I am glad the Holy Father does too. And I am very impressed by the extent to which he has identified and tried to preserve our Patrimony. Patrimony is not just a matter of Choral Evensong with Vergers and Stanford in Z Flat; and Needlework.

Not that Needlework is without its significance. I hope to return tomorrow with some thoughts about the Pope and the Needlework.

13 comments:

Anonymous said...

Excellent point, Father. I am absolutely amazed at how charitable and gracious the Constitution is. Would we have thought to ask for such a thing as the Pope has offered?

But Father, I do believe Anglican Chant is one our finest patrimonalities(sp?). I have seen well rendered An.Ct. tranquilize even the most prickly of individuals, especially when the appointed Psalm is number 78. The beautiful thing is that anyone who can count to "ten" can sing it!

Simon Cotton said...

You'll have us all in stitches tomorrow.

Священник села said...

You'll have us all in stitches tomorrow.

Only if he follows this thread.

Michael McDonough said...

I had noted myself, but not internalized, the point you make here, Fr. H, regarding appointment of bishops. I was not aware that the local selection approaches had only been superceded in the 19th century. But, it has long seemed to me a logical necessity for the future that some forms of local selection or election, with subsequent approval by the Pope, would need to be formulated.

The "problem", as I see it, with its (re)institution currently is the nasty politicization of the Church in the West, such that the claim would certainly be made that the Church was acknowledging its democratic and non-hierarchic, "new nature". The "power politics" approach.

I think the Pope is displaying a great deal of trust in Anglorum coetibus, and I think it makes a great deal of common sense. Since your "tradition" includes such procedures, you will not receive this "law" in the silly way, say, a Richard McBrien would interpret it (will that be his retirement project?). Thus, the whole Church will gain from your example, and the "best practices" (as they say in the inhumanity of the Corporate World) can be approved elsewhere eventually.

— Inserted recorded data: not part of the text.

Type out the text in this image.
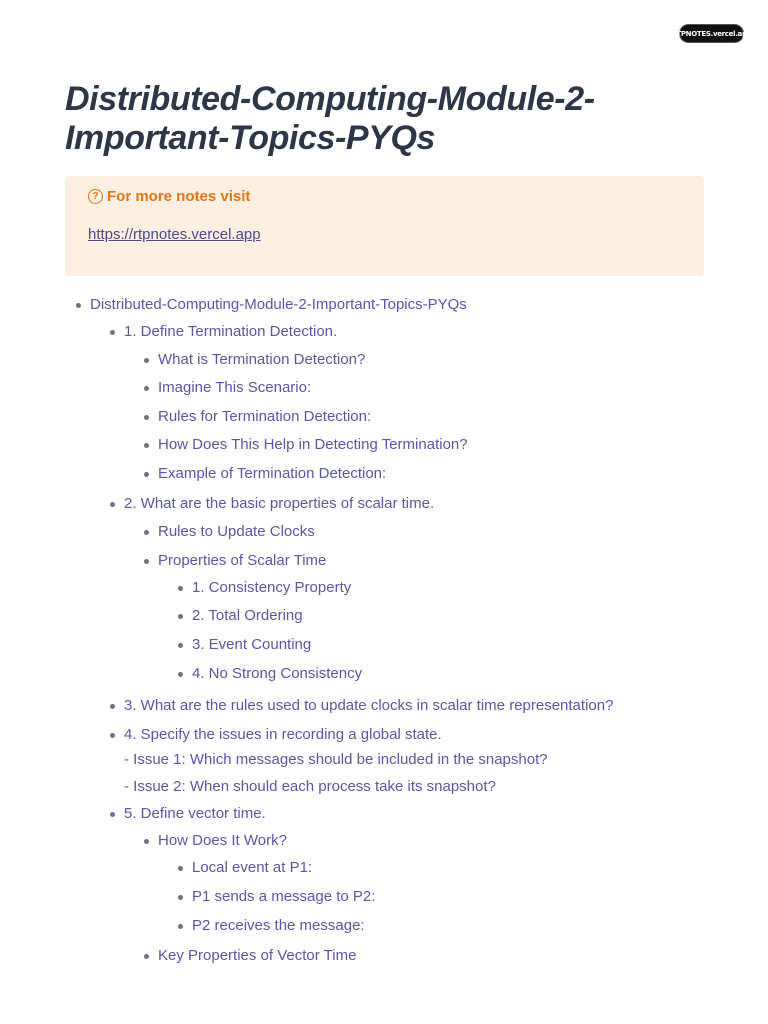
RTPNOTES.vercel.app
Distributed-Computing-Module-2-Important-Topics-PYQs
? For more notes visit
https://rtpnotes.vercel.app
Distributed-Computing-Module-2-Important-Topics-PYQs
1. Define Termination Detection.
What is Termination Detection?
Imagine This Scenario:
Rules for Termination Detection:
How Does This Help in Detecting Termination?
Example of Termination Detection:
2. What are the basic properties of scalar time.
Rules to Update Clocks
Properties of Scalar Time
1. Consistency Property
2. Total Ordering
3. Event Counting
4. No Strong Consistency
3. What are the rules used to update clocks in scalar time representation?
4. Specify the issues in recording a global state.
- Issue 1: Which messages should be included in the snapshot?
- Issue 2: When should each process take its snapshot?
5. Define vector time.
How Does It Work?
Local event at P1:
P1 sends a message to P2:
P2 receives the message:
Key Properties of Vector Time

I might add that I wouldn't be surprised if Benedict had something analagous in mind with respect to the possibilities envisioned in the Constitution with respect to ordaining married men as priests. (Perhaps that's too much of tea leaves, but I'm not an activist one way or t'other.)

I think it puts those who decide to take up the Pope's offer under AC under a perhaps too bright spotlight, but I suspect that the grace of God will be available all the more abundantly.

Maurice said...

"Our" Holy Father? Really?

Anonymous said...

I missed it, but I think it should be "H" (flat); recall those dandy fantasia by Max Reger and Franz Liszt?

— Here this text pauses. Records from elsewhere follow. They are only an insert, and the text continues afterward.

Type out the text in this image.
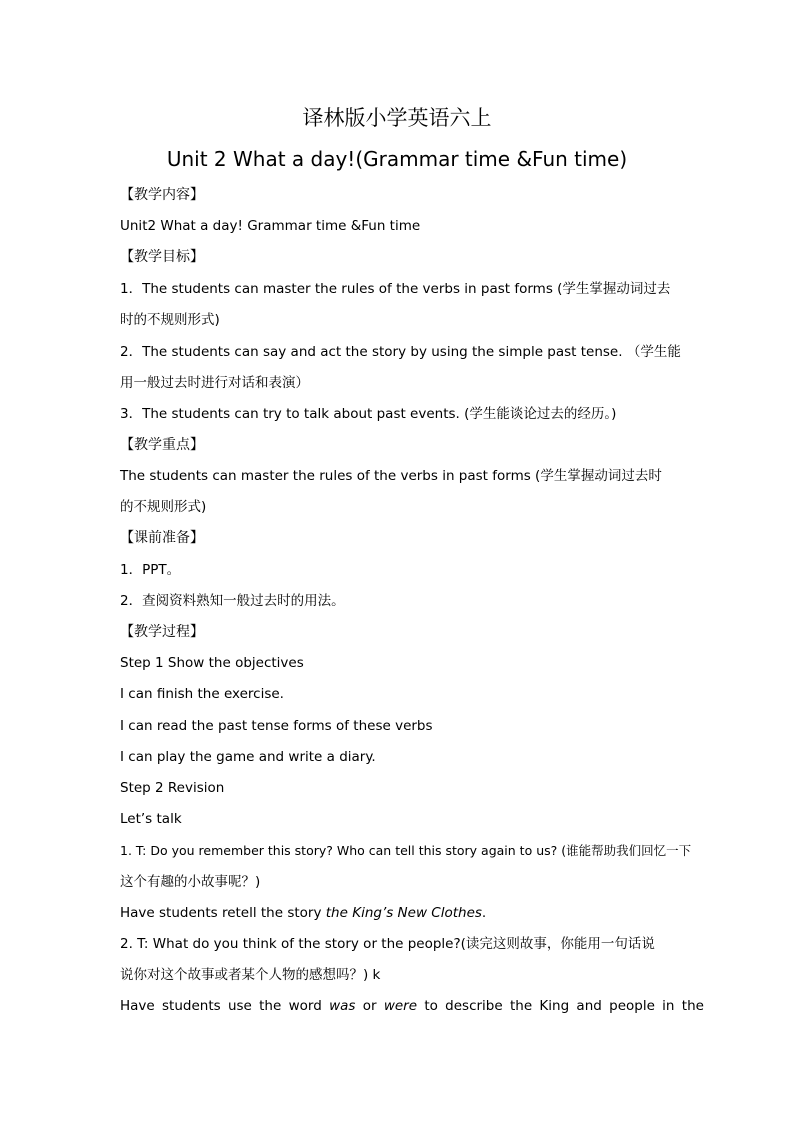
译林版小学英语六上
Unit 2 What a day!(Grammar time &Fun time)
【教学内容】
Unit2 What a day! Grammar time &Fun time
【教学目标】
1．The students can master the rules of the verbs in past forms (学生掌握动词过去
时的不规则形式)
2．The students can say and act the story by using the simple past tense. （学生能
用一般过去时进行对话和表演）
3．The students can try to talk about past events. (学生能谈论过去的经历。)
【教学重点】
The students can master the rules of the verbs in past forms (学生掌握动词过去时
的不规则形式)
【课前准备】
1．PPT。
2．查阅资料熟知一般过去时的用法。
【教学过程】
Step 1 Show the objectives
I can finish the exercise.
I can read the past tense forms of these verbs
I can play the game and write a diary.
Step 2 Revision
Let’s talk
1. T: Do you remember this story? Who can tell this story again to us? (谁能帮助我们回忆一下
这个有趣的小故事呢？)
Have students retell the story the King’s New Clothes.
2. T: What do you think of the story or the people?(读完这则故事，你能用一句话说
说你对这个故事或者某个人物的感想吗？) k
Have students use the word was or were to describe the King and people in the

http://www.youtube.com/watch?v=ceH-6TzG1mk

http://www.youtube.com/watch?v=-aR4YEDcXBI

Fr John Hunwicke said...

Maurice intrigues me.

My reading of the decrees of Vatican I on the Papal Primacy is that the Bishop of Rome exercises a jurisdiction de jure over all the baptised.

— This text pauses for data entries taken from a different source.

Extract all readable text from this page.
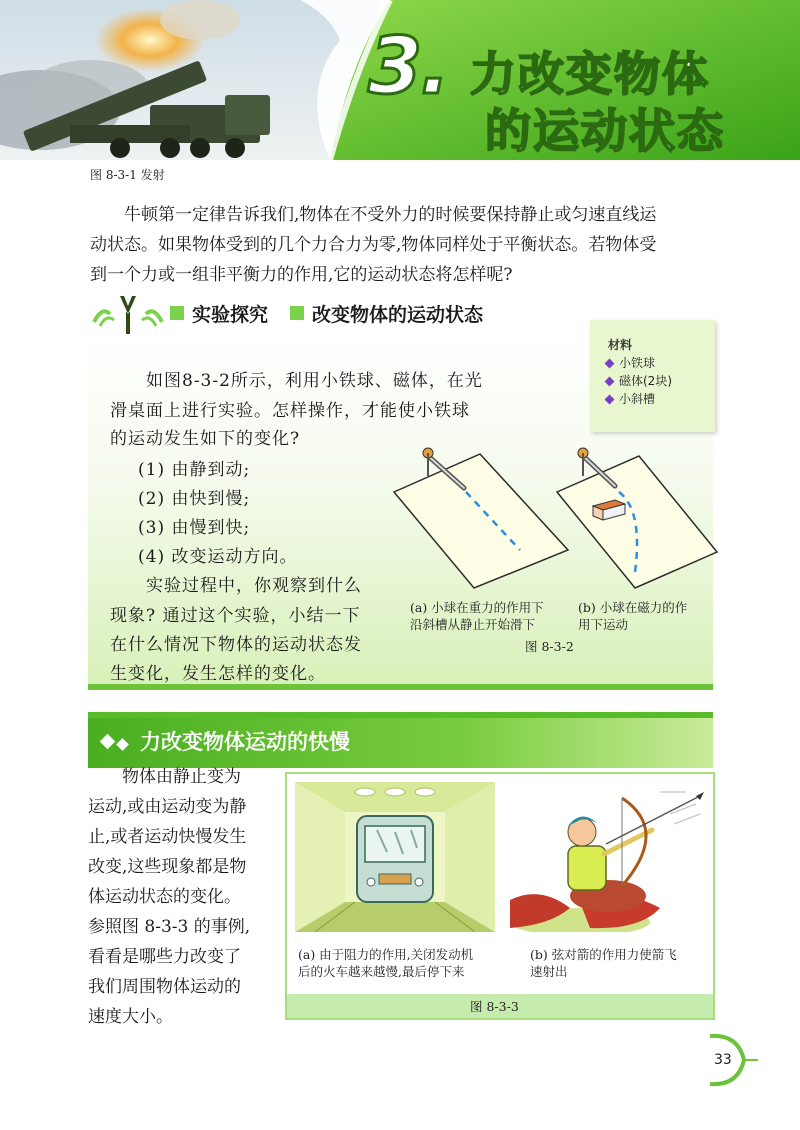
3. 力改变物体
的运动状态
图 8-3-1 发射
牛顿第一定律告诉我们,物体在不受外力的时候要保持静止或匀速直线运
动状态。如果物体受到的几个力合力为零,物体同样处于平衡状态。若物体受
到一个力或一组非平衡力的作用,它的运动状态将怎样呢?
实验探究 改变物体的运动状态
材料
小铁球
磁体(2块)
小斜槽
如图8-3-2所示，利用小铁球、磁体，在光
滑桌面上进行实验。怎样操作，才能使小铁球
的运动发生如下的变化?
(1) 由静到动;
(2) 由快到慢;
(3) 由慢到快;
(4) 改变运动方向。
实验过程中，你观察到什么
现象? 通过这个实验，小结一下
在什么情况下物体的运动状态发
生变化，发生怎样的变化。
(a) 小球在重力的作用下
沿斜槽从静止开始滑下
(b) 小球在磁力的作
用下运动
图 8-3-2
力改变物体运动的快慢
物体由静止变为
运动,或由运动变为静
止,或者运动快慢发生
改变,这些现象都是物
体运动状态的变化。
参照图 8-3-3 的事例,
看看是哪些力改变了
我们周围物体运动的
速度大小。
(a) 由于阻力的作用,关闭发动机
后的火车越来越慢,最后停下来
(b) 弦对箭的作用力使箭飞
速射出
图 8-3-3
33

If Maurice denies this, I wonder who is the heretic?

Canon Jerome Lloyd OSJV said...

Fr Hunwicke. Did Dom Gregory Dix ever convert to Rome and if not, why not?

William Tighe said...

For Gregory Dix's attitude towards Rome, see my:

http://www.newoxfordreview.org/reviews.jsp?did=1297-tighe

Steve said...

Maurice isn't the only one who (if he does) denies that "the Bishop of Rome exercises a jurisdiction de jure over all the baptised". I deny it: so does the vast majority of the membership of the Church of England.

Do you think Papa Ben will try to have us all thrown out of the C of E for heresy? What interesting times we live in!

Anonymous said...

But Steve, the "vast majority of the membership of the Church of England" are wrong.

Steve said...

Throw us out then!

Anonymous said...

OK. I think Kata Guruma will do the trick.

Kata Guruma, "the form of a wheel."

O my God, make them like unto a wheel, and as the stubble before the wind; Psalm lxxxiii.13.